Schr\"odinger cats coupled with cavities losses: the effect of finite and structured reservoirs

TL;DR

This paper investigates how different types of reservoirs, including finite and structured ones, affect the generation and dynamics of Schr"odinger cats in nanocavities, highlighting non-Markovian effects and information flow.

Contribution

It introduces a detailed analysis of environment-induced effects on Schr"odinger cat states in nanocavities, emphasizing the role of structured reservoirs and non-Markovian dynamics.

Findings

Finite reservoirs provide similar information about the system regardless of size.

Structured reservoirs induce oscillations in the system dynamics.
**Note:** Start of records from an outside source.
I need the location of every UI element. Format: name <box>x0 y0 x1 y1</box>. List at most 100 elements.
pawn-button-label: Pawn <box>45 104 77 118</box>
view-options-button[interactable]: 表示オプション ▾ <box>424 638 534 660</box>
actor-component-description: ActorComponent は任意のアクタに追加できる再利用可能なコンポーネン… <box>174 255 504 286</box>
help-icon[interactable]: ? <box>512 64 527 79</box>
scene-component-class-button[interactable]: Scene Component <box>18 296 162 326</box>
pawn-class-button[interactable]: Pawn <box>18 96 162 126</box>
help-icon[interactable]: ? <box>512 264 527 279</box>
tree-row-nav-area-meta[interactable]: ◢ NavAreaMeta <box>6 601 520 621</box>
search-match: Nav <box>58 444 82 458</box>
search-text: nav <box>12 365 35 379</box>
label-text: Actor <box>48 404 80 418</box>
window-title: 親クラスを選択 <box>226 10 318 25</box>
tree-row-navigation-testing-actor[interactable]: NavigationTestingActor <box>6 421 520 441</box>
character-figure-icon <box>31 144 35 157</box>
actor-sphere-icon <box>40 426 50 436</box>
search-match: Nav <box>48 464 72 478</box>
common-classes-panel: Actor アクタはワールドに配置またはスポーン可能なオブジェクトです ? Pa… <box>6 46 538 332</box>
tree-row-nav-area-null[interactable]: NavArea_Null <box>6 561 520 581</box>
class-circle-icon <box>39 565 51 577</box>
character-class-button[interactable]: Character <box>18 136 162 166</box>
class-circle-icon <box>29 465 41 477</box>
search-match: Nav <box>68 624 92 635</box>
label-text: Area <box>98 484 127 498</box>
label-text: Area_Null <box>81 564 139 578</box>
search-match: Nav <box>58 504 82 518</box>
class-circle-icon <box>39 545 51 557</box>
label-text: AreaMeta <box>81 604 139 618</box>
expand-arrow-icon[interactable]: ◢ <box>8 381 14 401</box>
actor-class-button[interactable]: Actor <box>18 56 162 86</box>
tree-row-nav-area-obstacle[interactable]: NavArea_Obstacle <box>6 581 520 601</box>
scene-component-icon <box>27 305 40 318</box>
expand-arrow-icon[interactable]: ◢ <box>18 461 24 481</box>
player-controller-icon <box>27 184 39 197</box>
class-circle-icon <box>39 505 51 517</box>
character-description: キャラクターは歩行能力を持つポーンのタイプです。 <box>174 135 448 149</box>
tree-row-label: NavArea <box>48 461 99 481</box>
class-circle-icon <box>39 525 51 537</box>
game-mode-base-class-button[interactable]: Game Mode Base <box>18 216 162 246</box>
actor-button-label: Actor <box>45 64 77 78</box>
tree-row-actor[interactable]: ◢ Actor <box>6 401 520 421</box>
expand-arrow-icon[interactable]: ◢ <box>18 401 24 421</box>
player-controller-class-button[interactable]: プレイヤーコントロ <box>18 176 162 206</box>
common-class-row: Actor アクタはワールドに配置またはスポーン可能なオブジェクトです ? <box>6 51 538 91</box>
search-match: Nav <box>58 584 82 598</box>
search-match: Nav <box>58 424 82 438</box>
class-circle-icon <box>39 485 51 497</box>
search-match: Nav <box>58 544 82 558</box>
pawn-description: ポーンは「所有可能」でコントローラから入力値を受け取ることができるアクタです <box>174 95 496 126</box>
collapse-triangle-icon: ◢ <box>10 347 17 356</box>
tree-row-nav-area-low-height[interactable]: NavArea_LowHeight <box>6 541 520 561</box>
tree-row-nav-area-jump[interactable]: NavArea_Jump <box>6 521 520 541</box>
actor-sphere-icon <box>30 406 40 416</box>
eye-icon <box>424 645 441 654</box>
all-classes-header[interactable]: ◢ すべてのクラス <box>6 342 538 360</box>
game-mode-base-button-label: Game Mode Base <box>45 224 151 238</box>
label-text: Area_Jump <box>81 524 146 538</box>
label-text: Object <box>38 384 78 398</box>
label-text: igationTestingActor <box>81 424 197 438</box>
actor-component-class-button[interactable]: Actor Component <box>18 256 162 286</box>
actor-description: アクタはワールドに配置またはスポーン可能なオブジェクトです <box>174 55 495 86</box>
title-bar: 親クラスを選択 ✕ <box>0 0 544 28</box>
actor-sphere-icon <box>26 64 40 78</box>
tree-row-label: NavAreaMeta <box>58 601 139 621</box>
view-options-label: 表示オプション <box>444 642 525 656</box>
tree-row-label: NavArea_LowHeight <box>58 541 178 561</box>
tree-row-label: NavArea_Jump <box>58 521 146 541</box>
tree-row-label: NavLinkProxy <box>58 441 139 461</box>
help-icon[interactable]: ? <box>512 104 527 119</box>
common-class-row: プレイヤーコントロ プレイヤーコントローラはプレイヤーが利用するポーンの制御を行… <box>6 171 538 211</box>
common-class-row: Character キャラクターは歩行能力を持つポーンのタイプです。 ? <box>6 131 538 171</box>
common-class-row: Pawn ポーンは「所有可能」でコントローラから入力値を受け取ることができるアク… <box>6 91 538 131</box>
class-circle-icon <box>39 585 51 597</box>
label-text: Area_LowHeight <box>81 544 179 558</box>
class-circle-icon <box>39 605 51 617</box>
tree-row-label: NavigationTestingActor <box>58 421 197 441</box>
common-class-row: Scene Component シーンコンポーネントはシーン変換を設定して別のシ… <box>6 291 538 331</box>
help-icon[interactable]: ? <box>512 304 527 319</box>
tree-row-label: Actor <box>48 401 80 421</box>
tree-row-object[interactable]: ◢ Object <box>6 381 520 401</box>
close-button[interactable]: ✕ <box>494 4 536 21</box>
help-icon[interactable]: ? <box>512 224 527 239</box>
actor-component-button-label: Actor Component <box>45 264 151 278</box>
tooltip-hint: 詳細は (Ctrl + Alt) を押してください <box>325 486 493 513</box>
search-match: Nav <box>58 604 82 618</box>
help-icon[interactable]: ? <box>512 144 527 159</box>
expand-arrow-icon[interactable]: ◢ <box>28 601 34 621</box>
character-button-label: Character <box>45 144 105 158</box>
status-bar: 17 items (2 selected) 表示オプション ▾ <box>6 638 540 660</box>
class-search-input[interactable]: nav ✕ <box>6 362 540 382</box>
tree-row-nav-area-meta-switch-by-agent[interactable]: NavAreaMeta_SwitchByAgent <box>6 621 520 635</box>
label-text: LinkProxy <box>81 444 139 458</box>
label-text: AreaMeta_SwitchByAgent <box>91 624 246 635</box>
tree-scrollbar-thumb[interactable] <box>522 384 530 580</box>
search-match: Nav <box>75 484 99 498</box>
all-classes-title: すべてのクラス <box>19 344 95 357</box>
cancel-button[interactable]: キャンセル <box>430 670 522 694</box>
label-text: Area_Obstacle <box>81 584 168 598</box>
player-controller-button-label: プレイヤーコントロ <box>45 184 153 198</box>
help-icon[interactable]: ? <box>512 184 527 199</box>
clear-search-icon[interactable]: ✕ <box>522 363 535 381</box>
Non-Markovian effects significantly influence information flow and system behavior.

Abstract

We discuss the generation of a Schr\"odinger cat in a nanocavity created by the coupling of an electromagnetic mode with an exciton in a quantum dot considering the dispersive limit of the Jaynes-Cummings model. More than the generation itself, we focus on the effects of the environment over the bosonic state in the nanocavity, which has losses simulated by coupling with two different kind of reservoirs. In the first case, the interaction between the system with a finite reservoir shows that fragments of different sizes of the reservoir deliver the same amount of information about the physical system in the dynamics of the birth and death of the Schr\"odinger cat. The second case considers a structured reservoir, whose spectral density varies significantly with frequency. This situation becomes relevant in solid-state devices where quantum channels are embedded, as memory effects generally cannot be neglected. Under these circumstances, it is observed that the dynamics can differ substantially from the Markovian, presenting oscillations related to the average number of photons. These oscillations influence the information flow between the system and the environment, evidenced here by the measurement of non-Markovianity.